The anatomy of a file



I like files. Not all of them, but generally speaking, most of them. I don't like PDF files, though. I have developed a kind of love-hate relationship with Microsoft Word's doc(x) file format – kind of the same as with my daily newspaper, Helsingin Sanomat: sometimes they make me angry, but I can't really live without them. Excel files are interesting and I would like to understand them better. Nowadays, I am indifferent towards PowerPoint files (I used to be interested in them as well). The world would do well without them.

Text files are my favourites. Firstly, they come in different forms and they just keep on surprising me and only rarely irritate me. Most importantly, if a text file has been written by a human being, its content is usually relevant, not too long, and is meant to be read in its entirety. In addition, viewing text files does not require large and complex software.

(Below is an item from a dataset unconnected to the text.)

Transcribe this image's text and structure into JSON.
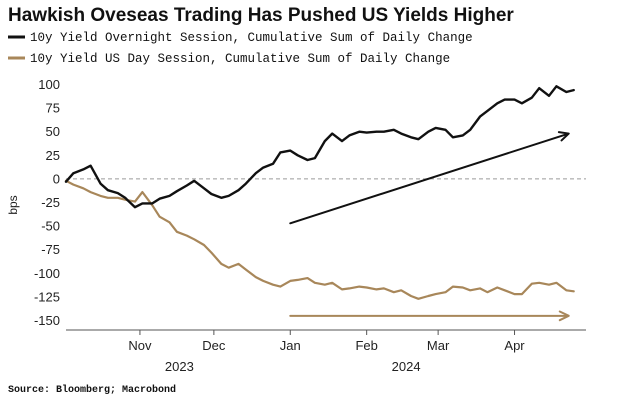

It is true though, that often text files have been produced automatically or as a result of some kind of process, like the following example. It is a database dump for a certain customer’s content, but it is meant to be read by human beings. And it was sent to us for translation. I had to figure out how to convert it into a format that could be imported into the translation tool for translation. To cut a long story short, this is how the file was prepared for translation services.

If a text file has been written by a human being, its content is usually relevant, and is meant to be read in its entirety.

The first step was to check the file contents and see if there was a filter or parser for the file format available. Filters and parsers (different terms are used in different tools) are rule sets that are used for dividing the text into segments, displaying the translatable content in the translation tool and hiding external content that is not meant to be translated.

These rule sets exist for MS Office files (and many other file formats), but things get more complicated with text files. The file in this example was a .json file:

When I opened the file in EmEditor, the content looked as follows:


All the text was on one line although the file was relatively large, over 600 kB. I decided to see whether the translation tool recognised the file format and imported the file into our standard translation tool.

Then I tried the proper localisation tool, which seemed to recognize the file format:


The next question was whether I could get any content to show. First, I created a text list (this is terminology used in the localisation tool...)


Ok, then I tried to open the file for editing:


It was obvious to me that the file could not be opened even with the localization tool, which meant that I had to specify the text structure and the elements that preceded and followed the translatable text segments. Armed with this information, I then tried to create a rule set which would allow importing the file in the translation tool for translation.

I returned to EmEditor to take another look at the contents. First, I enabled text wrapping.


This made the text readable (although the escaped Unicode characters, such as \u00e4, make reading difficult) and the language was correct as well – this text was to be translated from Finnish to Swedish. It was still not possible to figure out the structure of the text at this stage, which is why I had to perform some “pretty-printing” and disable text wrapping:


Now things started to look better! From this structure I could define where the text began and ended and make the necessary specifications in the translation tool rule sets.

Going through all the details of working with this file format would take a long time, but to give a short account of the process, the following steps must be performed before the file can be imported into the translation tool:

  • converting escaped characters into normal characters (e.g. \u00e4 -> ä)
  • saving the content in UTF-8 format (with BOM). In case the term BOM does not say anything to you, it is also called signature, but if this does not sound familiar either, see this page.
  • specifying a new text filter (rule set) in the translation tool
  • specifying the tags embedded in the text to either internal or external (e.g. an external tag pair, an internal text pair. The text also included the following internal parameters with translatable text between them: ${link:Ks. määräosan luovutus kaupalla|real_estate_portion_transfer})

When all the aforementioned actions have been performed, I'm ready to import the text into the translation tool, to check that everything works correctly and to ensure that all translatable text will be translated. The text looks fine in the translation tool's editor and the internal tags are displayed correctly:



Finally, I check that everything will be translated by making a pseudo translation of the text and comparing the translation with the original file. When I'm satisfied with the result, I will send the files to be translated.

All in all, I spent a couple of days for these preparations (the json file was not the only file format included in this work order), and if I remember correctly, we still encountered some problems during the finalisation stage of the project. But that is another story.

Oh yeah, how many translatable words did the file contain? There were over 23,000 words, and originally it was all on one line!